If you replace 2 with 1 in your recurrence, you get the random Fibonacci sequence. Viswanath has proven that the random Fibonacci sequence almost surely has exponential growth (and gives the growth constant). I haven't carefully read the proof, though, so I can't comment on how it could be adapted to the case you're interested in.

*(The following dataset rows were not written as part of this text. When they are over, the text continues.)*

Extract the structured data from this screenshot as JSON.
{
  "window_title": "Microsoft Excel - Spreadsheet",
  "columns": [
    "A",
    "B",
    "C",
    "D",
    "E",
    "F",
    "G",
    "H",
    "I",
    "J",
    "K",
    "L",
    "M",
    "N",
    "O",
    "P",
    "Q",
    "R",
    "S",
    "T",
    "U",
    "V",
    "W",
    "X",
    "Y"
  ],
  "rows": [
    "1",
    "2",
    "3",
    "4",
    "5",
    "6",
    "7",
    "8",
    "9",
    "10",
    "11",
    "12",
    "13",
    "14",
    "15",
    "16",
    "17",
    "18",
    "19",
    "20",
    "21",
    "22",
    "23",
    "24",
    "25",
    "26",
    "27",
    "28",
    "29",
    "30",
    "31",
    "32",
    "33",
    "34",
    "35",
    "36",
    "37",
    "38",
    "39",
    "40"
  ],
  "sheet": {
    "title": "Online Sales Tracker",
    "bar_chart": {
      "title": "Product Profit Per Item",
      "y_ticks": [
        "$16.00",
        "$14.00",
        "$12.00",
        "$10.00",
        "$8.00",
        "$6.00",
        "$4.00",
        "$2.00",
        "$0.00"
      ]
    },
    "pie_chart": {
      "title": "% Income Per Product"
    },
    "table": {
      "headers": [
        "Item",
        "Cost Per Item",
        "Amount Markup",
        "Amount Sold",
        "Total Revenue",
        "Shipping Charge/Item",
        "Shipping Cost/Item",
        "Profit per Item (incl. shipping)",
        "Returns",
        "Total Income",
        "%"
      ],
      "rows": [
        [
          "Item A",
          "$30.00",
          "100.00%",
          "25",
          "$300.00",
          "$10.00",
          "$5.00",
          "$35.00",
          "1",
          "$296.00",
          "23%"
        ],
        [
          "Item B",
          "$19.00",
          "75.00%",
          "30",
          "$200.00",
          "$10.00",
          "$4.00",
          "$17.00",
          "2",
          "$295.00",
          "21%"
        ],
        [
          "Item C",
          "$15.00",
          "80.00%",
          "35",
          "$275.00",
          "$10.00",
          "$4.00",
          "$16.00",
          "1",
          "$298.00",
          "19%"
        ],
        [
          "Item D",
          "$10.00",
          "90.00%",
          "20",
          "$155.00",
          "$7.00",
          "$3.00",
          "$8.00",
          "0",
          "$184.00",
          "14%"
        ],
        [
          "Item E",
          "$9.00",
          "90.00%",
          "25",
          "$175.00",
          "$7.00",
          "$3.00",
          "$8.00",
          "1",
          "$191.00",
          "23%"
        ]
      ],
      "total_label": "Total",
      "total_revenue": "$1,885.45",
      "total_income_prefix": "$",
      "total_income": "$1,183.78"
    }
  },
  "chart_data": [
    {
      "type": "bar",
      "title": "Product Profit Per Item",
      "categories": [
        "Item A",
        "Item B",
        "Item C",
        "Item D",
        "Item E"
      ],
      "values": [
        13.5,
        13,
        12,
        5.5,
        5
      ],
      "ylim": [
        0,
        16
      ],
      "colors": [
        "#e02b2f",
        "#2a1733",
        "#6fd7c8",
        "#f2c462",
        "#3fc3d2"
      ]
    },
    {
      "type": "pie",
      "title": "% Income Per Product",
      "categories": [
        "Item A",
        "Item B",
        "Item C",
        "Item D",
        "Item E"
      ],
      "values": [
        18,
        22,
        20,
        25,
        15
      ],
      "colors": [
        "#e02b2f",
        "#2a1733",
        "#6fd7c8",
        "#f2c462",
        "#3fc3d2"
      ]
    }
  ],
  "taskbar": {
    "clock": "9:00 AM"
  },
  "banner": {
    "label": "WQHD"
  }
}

Kesten and Furstenberg showed quite a while ago that the limit you say is around 1.91 at least exists, by restating the problem as one about multiplication of random matrices.


To start with: the sequence can be written as \begin{equation} x_{n+1} = 2 x_{n} + e_{n+1} x_{n-1} \; [1] \end{equation}

where $e_n$ is a sequence of iid Bernoully variables taking the values $(1,-1)$ with equal probabilities.

Now, taking expectations, and because $e_{n+1}$ and $x_{n-1}$ are independent, it results that $E(x_n) = 2^{n-1}$

Hence, I'd say that, if the sequence $x_n^{1/n}$ converges, it should converge to 2.

== continued ==

Let's see if we can compute the variance. Multiplying by $x_{n+1}$ and taking expectations:

\begin{equation} E(x^2_{n+1})=2E(x_n x_{n+1}) + E(e_{n+1} x_{n+1} x_{n-1}) \; [2] \end{equation}

To compute the first term we multiply [1] by $x_{n}$

\begin{equation} E(x_n x_{n+1})= 2 E(x_n^2) + E(e_{n+1} x_{n} x_{n-1}) = 2 E(x_n^2) \; [3] \end{equation}

To compute the second term we multiply [1] by $e_{n+1} x_{m-1}$ and recall that $e_{n+1}^2 =1$

\begin{equation} E(e_{n+1} x_{n+1} x_{n-1}) = 2 E(e_{n+1} x_{n-1} x_{n}) + E(e_{n+1}^2) = E(e_{n+1}^2) \; [4] \end{equation}

Hence

\begin{equation} E(x_{n+1}^2) = 4 E(x^2_n) + E(x^2_{n-1}) \; [5] \end{equation}

====

Updated: this doesnt lead where I expected to ... I thought that the linearly-normalized sequence (say, $x_n / 2^n$ ) would have an asymtotically vanishing variance, but this does not appear to be so.